Régulation : De polémique en polémique
Sur la question de la régulation du secteur, le département de Louardi a été au centre de plusieurs polémiques. L’on se souvient d’ailleurs du grand bras de fer avec les étudiants de la Faculté de médecine autour du projet de loi sur le service obligatoire qui avait paralysé l’université pendant plusieurs mois en fin 2015. Il y eut également le processus laborieux d’adoption de la loi sur la libéralisation du capital des cliniques privées qui a défrayé la chronique en 2014. Le ministre a également été confronté à la levée de boucliers de l’industrie pharmaceutique en raison du décret sur les prix des médicaments. Plus récemment, en début 2017, le ministre a porté un nouveau coup de pied dans la fourmilière en publiant un nouvel arrêté introduisant de nouvelles normes dans le cadre de la gestion des cabinets privés. Un texte qui a été accueilli froidement par les professionnels qui se sont opposés à de nombreuses dispositions. Le Collège syndical national des médecins spécialistes privés (CSNMSP), l’Association nationale des cliniques privées (ANCP), ainsi que les médecins généralistes du secteur privé ont d’ailleurs décidé de lancer un large mouvement de contestation pour pointer du doigt l’attitude jugée «exclusionniste» du ministère de tutelle. Toutefois, il faut rappeler que l’effort de régulation a permis notamment l’introduction de la couverture médicale de base pour les professions libérales. Une demande de longue date qui a enfin pu voir le jour.

L’après Louardi
Le budget a toujours été l’une des entraves du département de la Santé. Le successeur de Louardi devra composer avec ces mêmes difficultés. Dans le cadre du projet de loi de finances 2018, le gouvernement entend accorder plus d’importance aux efforts visant «le renforcement du système de santé sur la base des principes d’égalité des chances d’accès aux soins et de bonne gouvernance». À cet effet, le programme gouvernemental en matière de santé s’articule autour de quatre axes principaux : l’extension de la couverture médicale de base, le renforcement de l’accessibilité aux services de santé, la réduction de la mortalité maternelle et infantile et la mobilisation des ressources humaines. Autant de défis sur lesquels l’ex-ministre de la Santé avait souvent buté. Dans ce sens, le gouvernement s’est engagé à soutenir les efforts du ministère de la Santé, à travers l’augmentation des crédits budgétaires alloués au profit de ce secteur.
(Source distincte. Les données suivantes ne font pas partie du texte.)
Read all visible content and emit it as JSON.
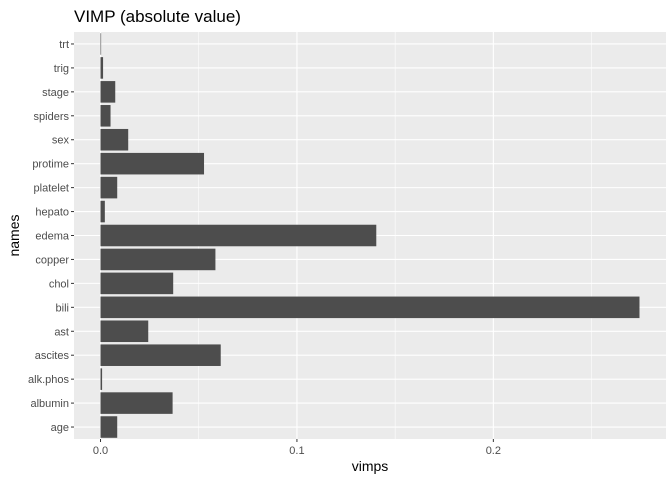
{
  "chart_data": {
    "type": "bar",
    "orientation": "horizontal",
    "title": "VIMP (absolute value)",
    "xlabel": "vimps",
    "ylabel": "names",
    "categories": [
      "age",
      "albumin",
      "alk.phos",
      "ascites",
      "ast",
      "bili",
      "chol",
      "copper",
      "edema",
      "hepato",
      "platelet",
      "protime",
      "sex",
      "spiders",
      "stage",
      "trig",
      "trt"
    ],
    "values": [
      0.0085,
      0.0367,
      0.0008,
      0.0612,
      0.0243,
      0.2744,
      0.037,
      0.0585,
      0.1404,
      0.0022,
      0.0085,
      0.0527,
      0.0141,
      0.0051,
      0.0075,
      0.0013,
      0.0003
    ],
    "xlim": [
      -0.0135,
      0.2879
    ],
    "xticks": [
      0.0,
      0.1,
      0.2
    ],
    "xtick_labels": [
      "0.0",
      "0.1",
      "0.2"
    ],
    "xminor": [
      0.05,
      0.15,
      0.25
    ],
    "grid": true,
    "bar_color": "#4d4d4d",
    "panel_color": "#ebebeb",
    "grid_color": "#ffffff"
  }
}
Ainsi, entre 2008 et 2017, le budget alloué à ce secteur est passé de 8,14 milliards  à 14,3 milliards de   DH. À ces crédits s’ajoutent les montants additionnels mobilisés, pour accompagner la mise en œuvre du Ramed ainsi que les dons des pays du Conseil de coopération du Golfe pour financer les projets de construction et d’équipement des CHU. Selon le budget alloué par le PLF 2018, l’année prochaine sera marquée par la création de 4.000 postes budgétaires pour le renforcement des ressources humaines du secteur, et ce, afin d’assurer la mise en fonction des formations hospitalières achevées, de faire face à la répercussion des départs massifs à la retraite et d’assurer la mise en fonction des Établissements des soins de santé primaires fermés par manque de personnel.